Review: The Fruit Hunters - Modern Farmer

Review: The Fruit Hunters

The Fruit Hunters , a 2012 documentary by Montreal filmmaker Yung Chang based on the book of the same name by Adam Leith Gollner, is now streaming on Netflix. It's the kind of documentary that explores an obscure fascination - it illuminates and celebrates something that most of us view as everyday, standard fare.

In other words, fruit is tasty, but predictable. It’s the stuff of still life paintings, not the kind of thing that inspires obsession, much less insanity.

And yet, fruit is capable of stirring deep passion and triggering obsessions, according to some die-hard fruit fanatics, and venturing into their world is a strange and entertaining trip.

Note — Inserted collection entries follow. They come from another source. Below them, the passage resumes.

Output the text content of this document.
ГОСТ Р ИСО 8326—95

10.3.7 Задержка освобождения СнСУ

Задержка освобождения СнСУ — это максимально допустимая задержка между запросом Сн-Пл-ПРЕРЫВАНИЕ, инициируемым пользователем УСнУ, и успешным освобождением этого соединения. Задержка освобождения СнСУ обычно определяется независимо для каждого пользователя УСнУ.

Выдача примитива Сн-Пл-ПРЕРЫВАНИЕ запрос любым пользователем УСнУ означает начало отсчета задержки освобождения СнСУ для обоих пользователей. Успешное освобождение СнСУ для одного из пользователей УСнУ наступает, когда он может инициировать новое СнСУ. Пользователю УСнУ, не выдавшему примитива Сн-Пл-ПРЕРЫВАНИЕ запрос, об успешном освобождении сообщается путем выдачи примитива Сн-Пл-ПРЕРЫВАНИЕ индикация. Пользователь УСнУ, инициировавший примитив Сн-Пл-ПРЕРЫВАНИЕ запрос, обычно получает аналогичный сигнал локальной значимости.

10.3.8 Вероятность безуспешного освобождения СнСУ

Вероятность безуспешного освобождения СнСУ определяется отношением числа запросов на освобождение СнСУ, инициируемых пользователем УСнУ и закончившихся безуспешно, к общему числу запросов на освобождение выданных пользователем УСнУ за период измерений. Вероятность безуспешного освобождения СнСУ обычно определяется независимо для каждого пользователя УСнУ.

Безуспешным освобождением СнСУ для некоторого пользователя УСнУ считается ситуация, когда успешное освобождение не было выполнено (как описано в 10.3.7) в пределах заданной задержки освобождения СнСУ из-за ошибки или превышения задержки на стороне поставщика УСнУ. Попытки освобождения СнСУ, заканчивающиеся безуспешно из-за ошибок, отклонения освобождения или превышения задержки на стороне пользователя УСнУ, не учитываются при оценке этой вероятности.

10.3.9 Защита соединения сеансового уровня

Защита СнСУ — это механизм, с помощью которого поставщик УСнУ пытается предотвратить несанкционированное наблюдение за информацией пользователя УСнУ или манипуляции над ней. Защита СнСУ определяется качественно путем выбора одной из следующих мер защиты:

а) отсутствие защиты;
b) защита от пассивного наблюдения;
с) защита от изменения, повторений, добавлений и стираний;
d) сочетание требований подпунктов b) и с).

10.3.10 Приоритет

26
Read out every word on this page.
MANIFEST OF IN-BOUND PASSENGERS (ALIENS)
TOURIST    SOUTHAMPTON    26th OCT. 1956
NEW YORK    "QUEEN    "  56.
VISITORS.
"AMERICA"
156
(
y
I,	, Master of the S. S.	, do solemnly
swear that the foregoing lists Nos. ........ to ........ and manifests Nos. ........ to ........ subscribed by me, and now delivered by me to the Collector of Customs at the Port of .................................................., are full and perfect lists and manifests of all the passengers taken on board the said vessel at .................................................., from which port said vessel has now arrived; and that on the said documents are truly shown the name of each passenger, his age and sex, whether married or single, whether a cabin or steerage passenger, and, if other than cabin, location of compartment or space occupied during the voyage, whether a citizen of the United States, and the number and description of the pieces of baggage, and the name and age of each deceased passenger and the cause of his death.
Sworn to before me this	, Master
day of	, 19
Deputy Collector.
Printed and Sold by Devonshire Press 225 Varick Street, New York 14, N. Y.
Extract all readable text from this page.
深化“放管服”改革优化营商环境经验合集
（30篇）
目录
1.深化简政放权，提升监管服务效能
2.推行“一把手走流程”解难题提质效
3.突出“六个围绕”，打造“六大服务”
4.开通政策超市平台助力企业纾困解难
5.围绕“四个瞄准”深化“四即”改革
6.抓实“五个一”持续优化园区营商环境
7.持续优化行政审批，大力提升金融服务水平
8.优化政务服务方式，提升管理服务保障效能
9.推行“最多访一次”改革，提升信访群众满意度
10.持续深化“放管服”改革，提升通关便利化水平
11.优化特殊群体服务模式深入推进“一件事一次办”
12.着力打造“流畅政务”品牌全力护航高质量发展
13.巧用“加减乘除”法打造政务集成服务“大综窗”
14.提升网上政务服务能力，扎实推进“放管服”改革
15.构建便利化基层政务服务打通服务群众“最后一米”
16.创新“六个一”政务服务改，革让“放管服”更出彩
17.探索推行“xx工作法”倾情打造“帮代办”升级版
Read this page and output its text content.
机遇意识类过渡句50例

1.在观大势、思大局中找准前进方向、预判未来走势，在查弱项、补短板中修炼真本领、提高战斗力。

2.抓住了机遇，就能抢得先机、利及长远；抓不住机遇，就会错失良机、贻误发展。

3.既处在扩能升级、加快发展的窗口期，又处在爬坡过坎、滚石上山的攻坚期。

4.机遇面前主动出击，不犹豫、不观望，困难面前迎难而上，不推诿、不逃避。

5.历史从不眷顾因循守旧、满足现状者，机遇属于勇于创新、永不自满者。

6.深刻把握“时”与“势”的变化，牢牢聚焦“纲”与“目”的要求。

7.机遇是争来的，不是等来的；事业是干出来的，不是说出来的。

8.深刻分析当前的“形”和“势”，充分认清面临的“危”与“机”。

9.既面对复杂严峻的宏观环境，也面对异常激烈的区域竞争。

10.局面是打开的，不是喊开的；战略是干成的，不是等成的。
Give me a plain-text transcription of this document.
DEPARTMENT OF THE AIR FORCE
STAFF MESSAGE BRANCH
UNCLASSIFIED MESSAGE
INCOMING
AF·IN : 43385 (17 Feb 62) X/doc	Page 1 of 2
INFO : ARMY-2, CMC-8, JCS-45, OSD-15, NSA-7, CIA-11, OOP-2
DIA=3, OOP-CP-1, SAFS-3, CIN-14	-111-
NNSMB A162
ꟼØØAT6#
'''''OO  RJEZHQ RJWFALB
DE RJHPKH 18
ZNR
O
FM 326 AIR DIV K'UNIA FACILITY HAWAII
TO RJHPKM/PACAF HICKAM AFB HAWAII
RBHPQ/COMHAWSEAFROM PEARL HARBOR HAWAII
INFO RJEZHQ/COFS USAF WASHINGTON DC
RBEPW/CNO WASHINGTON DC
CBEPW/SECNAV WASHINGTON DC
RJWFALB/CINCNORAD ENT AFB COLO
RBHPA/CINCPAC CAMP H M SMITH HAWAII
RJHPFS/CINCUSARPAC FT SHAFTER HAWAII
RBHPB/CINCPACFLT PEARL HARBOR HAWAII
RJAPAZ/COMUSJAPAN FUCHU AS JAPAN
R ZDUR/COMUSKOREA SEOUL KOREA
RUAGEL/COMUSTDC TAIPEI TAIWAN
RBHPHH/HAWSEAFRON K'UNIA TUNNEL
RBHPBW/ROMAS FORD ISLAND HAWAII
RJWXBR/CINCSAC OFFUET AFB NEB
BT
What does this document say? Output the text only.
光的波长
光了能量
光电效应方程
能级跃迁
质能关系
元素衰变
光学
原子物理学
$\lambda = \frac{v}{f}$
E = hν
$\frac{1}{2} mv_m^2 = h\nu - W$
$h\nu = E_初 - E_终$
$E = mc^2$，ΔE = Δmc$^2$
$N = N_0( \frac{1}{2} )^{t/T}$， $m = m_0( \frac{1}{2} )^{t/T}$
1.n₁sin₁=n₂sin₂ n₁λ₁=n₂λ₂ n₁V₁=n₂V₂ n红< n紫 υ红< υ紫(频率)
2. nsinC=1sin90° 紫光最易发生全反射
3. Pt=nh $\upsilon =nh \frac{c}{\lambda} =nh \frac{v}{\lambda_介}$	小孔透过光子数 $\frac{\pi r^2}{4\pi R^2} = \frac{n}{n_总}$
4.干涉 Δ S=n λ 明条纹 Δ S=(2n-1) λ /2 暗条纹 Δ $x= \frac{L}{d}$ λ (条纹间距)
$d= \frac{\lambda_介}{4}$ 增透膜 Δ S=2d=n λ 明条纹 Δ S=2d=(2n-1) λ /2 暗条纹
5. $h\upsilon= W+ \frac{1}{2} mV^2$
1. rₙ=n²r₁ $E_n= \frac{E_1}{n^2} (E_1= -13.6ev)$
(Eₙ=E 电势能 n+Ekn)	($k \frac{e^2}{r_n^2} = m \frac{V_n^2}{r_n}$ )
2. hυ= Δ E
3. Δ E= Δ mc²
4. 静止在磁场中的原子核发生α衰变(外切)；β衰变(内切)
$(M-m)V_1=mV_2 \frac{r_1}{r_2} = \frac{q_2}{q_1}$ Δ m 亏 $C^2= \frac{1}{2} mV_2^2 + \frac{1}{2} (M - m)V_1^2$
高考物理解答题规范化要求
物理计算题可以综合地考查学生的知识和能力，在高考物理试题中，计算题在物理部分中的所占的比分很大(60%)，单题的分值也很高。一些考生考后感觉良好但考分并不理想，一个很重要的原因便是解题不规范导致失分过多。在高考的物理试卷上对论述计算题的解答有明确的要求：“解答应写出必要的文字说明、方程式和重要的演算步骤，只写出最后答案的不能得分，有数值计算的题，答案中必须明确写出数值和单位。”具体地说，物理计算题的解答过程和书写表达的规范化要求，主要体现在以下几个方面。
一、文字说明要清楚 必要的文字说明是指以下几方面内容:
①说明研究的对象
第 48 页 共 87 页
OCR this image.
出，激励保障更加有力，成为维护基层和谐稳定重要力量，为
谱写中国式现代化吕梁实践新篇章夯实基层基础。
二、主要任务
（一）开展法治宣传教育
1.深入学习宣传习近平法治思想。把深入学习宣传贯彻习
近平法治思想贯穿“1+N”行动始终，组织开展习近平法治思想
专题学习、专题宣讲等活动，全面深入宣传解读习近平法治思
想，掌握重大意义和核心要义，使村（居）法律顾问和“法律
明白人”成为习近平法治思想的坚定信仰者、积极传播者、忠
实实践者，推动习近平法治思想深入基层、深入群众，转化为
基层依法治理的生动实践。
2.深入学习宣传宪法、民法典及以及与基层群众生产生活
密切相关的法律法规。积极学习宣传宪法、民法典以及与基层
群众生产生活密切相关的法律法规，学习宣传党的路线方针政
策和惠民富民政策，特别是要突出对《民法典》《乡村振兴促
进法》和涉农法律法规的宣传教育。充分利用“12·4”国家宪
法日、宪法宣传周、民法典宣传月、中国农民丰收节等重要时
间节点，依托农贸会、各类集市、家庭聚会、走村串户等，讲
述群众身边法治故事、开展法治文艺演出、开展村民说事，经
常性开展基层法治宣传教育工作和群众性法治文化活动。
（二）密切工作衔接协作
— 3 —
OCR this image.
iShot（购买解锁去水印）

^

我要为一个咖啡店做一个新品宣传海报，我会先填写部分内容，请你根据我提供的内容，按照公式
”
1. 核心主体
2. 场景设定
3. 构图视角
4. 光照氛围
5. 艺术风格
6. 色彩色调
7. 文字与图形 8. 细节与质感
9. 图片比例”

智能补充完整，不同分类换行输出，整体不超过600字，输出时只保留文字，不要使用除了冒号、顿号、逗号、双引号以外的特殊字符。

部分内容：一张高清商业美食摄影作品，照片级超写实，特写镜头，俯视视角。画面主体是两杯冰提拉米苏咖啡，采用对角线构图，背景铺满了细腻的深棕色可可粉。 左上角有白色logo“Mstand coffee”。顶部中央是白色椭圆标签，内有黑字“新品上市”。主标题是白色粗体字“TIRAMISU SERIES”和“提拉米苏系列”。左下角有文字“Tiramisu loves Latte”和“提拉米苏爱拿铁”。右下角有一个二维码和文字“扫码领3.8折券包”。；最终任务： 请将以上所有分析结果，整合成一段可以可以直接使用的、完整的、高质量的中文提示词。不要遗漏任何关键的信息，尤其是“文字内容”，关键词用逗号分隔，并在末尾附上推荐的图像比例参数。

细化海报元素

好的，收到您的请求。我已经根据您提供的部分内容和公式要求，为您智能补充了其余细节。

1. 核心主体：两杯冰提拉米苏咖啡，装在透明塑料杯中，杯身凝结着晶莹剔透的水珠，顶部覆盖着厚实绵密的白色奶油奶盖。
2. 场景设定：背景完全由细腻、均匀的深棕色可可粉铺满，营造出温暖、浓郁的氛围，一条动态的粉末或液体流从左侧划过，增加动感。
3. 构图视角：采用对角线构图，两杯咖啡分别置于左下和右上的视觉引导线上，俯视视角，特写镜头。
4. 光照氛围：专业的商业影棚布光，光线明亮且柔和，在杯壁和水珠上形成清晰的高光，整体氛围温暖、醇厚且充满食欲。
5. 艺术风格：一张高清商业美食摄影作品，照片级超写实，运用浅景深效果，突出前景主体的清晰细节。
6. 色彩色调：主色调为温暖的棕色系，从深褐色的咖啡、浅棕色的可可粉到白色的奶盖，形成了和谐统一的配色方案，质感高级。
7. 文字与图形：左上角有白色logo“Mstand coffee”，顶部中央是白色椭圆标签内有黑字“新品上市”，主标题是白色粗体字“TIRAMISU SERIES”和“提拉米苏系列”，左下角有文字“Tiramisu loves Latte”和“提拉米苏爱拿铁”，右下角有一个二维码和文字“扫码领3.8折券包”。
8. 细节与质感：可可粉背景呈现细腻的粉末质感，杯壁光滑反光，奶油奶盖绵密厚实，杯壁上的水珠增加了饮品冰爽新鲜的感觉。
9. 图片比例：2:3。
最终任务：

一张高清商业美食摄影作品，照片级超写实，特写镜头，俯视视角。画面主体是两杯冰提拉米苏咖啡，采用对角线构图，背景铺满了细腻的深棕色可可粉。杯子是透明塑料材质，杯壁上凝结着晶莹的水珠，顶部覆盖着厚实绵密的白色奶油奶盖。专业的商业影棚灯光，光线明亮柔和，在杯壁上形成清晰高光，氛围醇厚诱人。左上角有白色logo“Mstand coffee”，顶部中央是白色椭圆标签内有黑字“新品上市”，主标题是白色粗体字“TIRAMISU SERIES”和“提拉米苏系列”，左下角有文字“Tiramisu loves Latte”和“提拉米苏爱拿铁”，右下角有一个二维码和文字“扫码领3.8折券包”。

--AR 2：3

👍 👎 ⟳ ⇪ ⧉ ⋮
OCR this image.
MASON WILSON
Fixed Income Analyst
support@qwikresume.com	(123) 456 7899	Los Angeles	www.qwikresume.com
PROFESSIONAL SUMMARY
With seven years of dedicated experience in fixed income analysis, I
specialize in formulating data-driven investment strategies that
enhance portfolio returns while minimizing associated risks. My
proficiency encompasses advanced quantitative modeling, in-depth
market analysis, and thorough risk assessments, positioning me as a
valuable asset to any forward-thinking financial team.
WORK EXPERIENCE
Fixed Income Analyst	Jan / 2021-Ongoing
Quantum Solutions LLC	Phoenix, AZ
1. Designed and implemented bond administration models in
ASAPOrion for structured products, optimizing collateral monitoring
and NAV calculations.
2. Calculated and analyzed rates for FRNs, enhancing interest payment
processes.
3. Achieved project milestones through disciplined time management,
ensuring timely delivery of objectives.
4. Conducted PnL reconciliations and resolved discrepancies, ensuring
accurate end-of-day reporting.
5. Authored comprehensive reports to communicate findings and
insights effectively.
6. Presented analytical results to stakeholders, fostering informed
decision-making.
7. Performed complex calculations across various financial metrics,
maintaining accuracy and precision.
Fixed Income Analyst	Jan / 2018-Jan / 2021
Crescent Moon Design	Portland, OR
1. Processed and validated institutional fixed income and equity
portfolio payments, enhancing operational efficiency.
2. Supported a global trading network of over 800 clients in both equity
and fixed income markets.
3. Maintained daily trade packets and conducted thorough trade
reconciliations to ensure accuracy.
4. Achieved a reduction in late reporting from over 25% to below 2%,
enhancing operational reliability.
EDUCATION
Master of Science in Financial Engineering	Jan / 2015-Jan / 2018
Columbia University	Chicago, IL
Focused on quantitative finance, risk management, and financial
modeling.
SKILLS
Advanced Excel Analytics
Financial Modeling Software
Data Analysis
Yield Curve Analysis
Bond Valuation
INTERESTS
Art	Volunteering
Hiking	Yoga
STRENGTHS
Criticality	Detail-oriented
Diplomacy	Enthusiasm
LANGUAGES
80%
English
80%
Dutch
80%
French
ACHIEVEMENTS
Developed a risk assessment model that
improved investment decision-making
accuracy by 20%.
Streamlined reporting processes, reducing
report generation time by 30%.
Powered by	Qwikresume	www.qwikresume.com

The Fruit Hunters, a 2012 documentary by Montreal filmmaker Yung Chang based on the book of the same name, by Adam Leith Gollner, is now streaming on Netflix. It’s the kind of documentary that explores an obscure fascination – it illuminates and celebrates something that most of us view as everyday, standard fare.

The film features an array of fruit-obsessed growers, horticulturists and aficionados in search of fruits that are rare, exotic and alien enough to look like they’re straight out of Dr. Seuss’s imagination.

There’s a ‘fruit detective’ who cultivates an orchard of forgotten fruit in the foothills of Umbria, Italy. She specializes in tracking down the nearly extinct figs, grapes and other fruit varietals immortalized by Renaissance painters.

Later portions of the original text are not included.